- Born: Rasaq Malik Gbolahan 1992 (age 33–34) Iseyin, Oyo State, Nigeria
- Education: University of Ibadan;
- Writing career
- Language: English, Yoruba
- Genres: Poetry; Essay;

= Rasaq Malik =

Nigerian poet and essayist

Rasaq Malik Gbolahan (born on December 30,1992) is a Nigerian poet and essayist. He is the author of several poetry collections including "The Origin of Wounds," "No Home in This Land” and “The Other Names of Grief”. With Ọ̀rẹ́dọlá Ibrahim, Malik is the co-founder of Àtẹ́lẹwọ́, the first digital journal devoted to publishing works written in the Yorùbá language.

== Education ==
Malik earned his bachelor's and master's degrees in English Language at the University of Ibadan, Nigeria in 2013 and 2017, respectively. Malik is currently completing his doctoral study in literary and cultural studies in the Department of English at the University of Nebraska–Lincoln.

== Works ==
Malik is the author of two poetry chapbooks: No Home In This Land, which was selected for a chapbook box edited by Kwame Dawes and Chris Abani in 2018, and The Other Names of Grief, published in 2021 by Konya Shamsrumi, an African poetry press which he formed with four other Nigerian poets in November 2017.

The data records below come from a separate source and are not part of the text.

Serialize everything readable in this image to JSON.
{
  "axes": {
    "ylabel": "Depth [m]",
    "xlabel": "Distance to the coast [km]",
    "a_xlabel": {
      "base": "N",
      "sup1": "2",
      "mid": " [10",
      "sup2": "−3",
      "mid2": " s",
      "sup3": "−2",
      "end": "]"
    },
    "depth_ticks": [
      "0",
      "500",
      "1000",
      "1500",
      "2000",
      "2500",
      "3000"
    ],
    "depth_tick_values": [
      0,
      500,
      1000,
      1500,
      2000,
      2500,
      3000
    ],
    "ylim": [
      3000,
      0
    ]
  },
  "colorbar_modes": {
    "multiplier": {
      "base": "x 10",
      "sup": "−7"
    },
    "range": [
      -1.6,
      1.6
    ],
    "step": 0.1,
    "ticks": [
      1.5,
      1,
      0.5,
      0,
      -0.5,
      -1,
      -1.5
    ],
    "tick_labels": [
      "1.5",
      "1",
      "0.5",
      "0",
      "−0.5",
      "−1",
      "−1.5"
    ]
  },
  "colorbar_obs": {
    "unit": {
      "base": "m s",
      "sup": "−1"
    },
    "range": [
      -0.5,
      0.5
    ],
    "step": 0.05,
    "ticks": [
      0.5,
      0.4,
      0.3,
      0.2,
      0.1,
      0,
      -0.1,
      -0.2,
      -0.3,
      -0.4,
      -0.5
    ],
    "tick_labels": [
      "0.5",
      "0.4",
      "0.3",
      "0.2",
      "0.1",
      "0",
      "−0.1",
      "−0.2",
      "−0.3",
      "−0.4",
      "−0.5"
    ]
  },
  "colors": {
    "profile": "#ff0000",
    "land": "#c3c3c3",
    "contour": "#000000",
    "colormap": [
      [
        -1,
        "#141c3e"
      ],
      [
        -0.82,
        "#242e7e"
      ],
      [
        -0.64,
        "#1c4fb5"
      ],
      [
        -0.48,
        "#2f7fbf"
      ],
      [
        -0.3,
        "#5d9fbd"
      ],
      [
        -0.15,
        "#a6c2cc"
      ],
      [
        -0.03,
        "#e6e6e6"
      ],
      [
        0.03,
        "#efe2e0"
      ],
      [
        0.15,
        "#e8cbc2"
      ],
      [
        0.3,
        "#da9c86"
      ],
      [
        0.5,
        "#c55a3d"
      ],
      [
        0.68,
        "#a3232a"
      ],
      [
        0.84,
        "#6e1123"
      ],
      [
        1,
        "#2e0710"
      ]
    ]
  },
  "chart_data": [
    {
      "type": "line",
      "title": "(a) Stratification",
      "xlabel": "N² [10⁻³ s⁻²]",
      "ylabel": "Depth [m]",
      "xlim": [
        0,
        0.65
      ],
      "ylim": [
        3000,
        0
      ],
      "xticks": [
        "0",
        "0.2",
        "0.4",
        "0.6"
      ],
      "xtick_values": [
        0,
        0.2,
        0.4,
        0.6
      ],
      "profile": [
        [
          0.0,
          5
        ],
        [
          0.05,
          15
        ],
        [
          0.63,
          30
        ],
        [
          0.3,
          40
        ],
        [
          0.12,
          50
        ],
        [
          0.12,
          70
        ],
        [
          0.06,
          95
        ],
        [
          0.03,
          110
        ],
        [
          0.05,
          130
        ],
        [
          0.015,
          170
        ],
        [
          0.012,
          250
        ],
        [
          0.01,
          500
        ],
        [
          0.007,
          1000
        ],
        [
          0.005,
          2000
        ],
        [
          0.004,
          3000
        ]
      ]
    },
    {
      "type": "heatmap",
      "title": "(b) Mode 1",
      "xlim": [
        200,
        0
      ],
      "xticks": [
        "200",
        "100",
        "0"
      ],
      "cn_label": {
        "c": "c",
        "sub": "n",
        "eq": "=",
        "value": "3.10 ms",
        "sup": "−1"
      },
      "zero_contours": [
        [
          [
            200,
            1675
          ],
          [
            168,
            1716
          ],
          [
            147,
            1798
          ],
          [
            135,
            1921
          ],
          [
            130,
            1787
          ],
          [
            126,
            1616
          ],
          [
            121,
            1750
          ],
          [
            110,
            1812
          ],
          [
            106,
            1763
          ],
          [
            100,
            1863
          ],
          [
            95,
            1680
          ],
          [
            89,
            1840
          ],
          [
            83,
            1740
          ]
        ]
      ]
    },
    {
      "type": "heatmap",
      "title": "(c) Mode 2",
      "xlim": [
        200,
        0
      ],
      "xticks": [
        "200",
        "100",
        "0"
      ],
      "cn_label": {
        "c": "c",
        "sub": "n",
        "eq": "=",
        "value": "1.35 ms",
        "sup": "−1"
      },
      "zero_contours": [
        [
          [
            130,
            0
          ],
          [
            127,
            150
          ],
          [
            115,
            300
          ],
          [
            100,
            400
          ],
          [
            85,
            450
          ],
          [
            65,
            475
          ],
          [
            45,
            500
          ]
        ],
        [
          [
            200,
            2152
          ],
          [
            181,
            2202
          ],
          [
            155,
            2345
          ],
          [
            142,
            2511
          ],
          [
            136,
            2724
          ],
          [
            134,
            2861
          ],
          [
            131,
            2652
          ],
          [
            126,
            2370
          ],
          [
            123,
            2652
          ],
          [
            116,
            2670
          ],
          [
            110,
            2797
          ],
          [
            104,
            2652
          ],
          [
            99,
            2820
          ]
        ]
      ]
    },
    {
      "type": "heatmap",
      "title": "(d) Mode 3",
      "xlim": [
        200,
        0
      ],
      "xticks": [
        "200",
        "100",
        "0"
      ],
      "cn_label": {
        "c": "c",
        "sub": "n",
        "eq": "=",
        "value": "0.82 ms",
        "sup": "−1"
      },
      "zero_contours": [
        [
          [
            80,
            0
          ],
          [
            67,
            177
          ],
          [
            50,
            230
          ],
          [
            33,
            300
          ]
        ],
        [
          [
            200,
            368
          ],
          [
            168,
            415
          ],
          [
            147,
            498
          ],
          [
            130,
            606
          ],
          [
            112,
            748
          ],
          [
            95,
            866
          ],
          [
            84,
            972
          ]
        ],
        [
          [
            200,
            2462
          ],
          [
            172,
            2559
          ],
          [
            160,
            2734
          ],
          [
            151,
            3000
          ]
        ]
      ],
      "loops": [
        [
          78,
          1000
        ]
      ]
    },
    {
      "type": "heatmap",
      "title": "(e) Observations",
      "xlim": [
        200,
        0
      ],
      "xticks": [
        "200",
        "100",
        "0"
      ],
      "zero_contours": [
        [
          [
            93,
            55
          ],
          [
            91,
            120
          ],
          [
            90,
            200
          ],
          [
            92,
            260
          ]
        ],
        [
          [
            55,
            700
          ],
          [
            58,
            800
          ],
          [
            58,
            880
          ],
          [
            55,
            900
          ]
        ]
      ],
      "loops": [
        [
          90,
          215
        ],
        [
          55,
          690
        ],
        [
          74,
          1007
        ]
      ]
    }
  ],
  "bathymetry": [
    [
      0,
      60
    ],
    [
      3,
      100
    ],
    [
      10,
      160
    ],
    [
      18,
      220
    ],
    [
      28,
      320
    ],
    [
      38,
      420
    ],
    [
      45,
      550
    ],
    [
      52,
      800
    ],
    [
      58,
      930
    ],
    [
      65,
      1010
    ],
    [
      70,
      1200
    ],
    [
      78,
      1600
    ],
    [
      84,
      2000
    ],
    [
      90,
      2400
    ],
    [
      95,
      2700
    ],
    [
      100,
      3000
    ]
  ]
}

His poems, which often come off as dirges, threnodies, elegies and such other melancholic typologies of poetry, have attracted wide reviews on different literary platforms, including Open Country Mag, Olongo Africa, and African Writer Magazine, Qwenu! and in national dailies for example Daily Trust, TheCable Lifestyle.

Malik's poems have appeared in many literary journals and mediums, including the African American Review, Colorado Review, the Crab Orchard Review, LitHub, the Michigan Quarterly Review, The Minnesota Review, the New Orleans Review, the Prairie Schooner, Poet Lore, Rattle, Verse Daily, among several others. His essays have also been published in mediums such as Olongo Africa and Agbowó.

Rasaq was one of 126 established and emerging African poets who contributed to Wreaths for a Wayfarer, an anthology mourning the death of Nigerian-Canadian academic and public intellectual Pius Adesanmi in a March 2019 Ethiopian Airlines plane crash. He, alongside 31 other poets, also contributed to Sọ̀rọ̀sókè: An #EndSARS Anthology, edited by Nigerian writers Jumoke Verissimo and James Yeku. Published in February 2022, the collection memorialized the End SARS protests against police brutality in Nigeria.

Malik has been profiled and or interviewed on platforms and presses including The Nigerian Tribune, The Shallow Tales Review, CỌ́N-SCÌÒ Magazine, Africa in Dialogue and Gainsayer.

== Awards and acclaims ==
In August 2026, Malik's debut collection titled "The Origin of Wounds" (Anhinga Press) earned him the 2026 Julie Suk Award for the best poetry book published by a literary press. The anthology also made the 2026 Nigeria Prize for Literature Longlist along with the works of 10 other Nigerian poets including Saddiq Dzukogi, Adedayo Agarau, Tanure Ojaide, Ogaga Ifowodo and Theresa Lola. Earlier, the collection's manuscript was awarded the 2024 Anhinga Poetry Prize. He also received the 2024 Digital Humanities Summer Fellowships of the University of Nebraska–Lincoln's Center for Digital Research in the Humanities to translate selected English poems of African women poets published in online literary magazines and in print into Yoruba language to be published on Àtẹ́lẹwọ́.

Malik received Honorable Mention in 2015 Best of the Net for his poem "Elegy", published in One. Rattle nominated his poems "How My Mother Spends Her Nights" and "What My Children Remember" for the Pushcart Prize in 2016 and 2019, respectively. He was shortlisted for Brunel International African Poetry Prize in 2017. He was a finalist for Sillerman First Book for African Poets in 2018.

Malik regularly shares his work on his social media handles.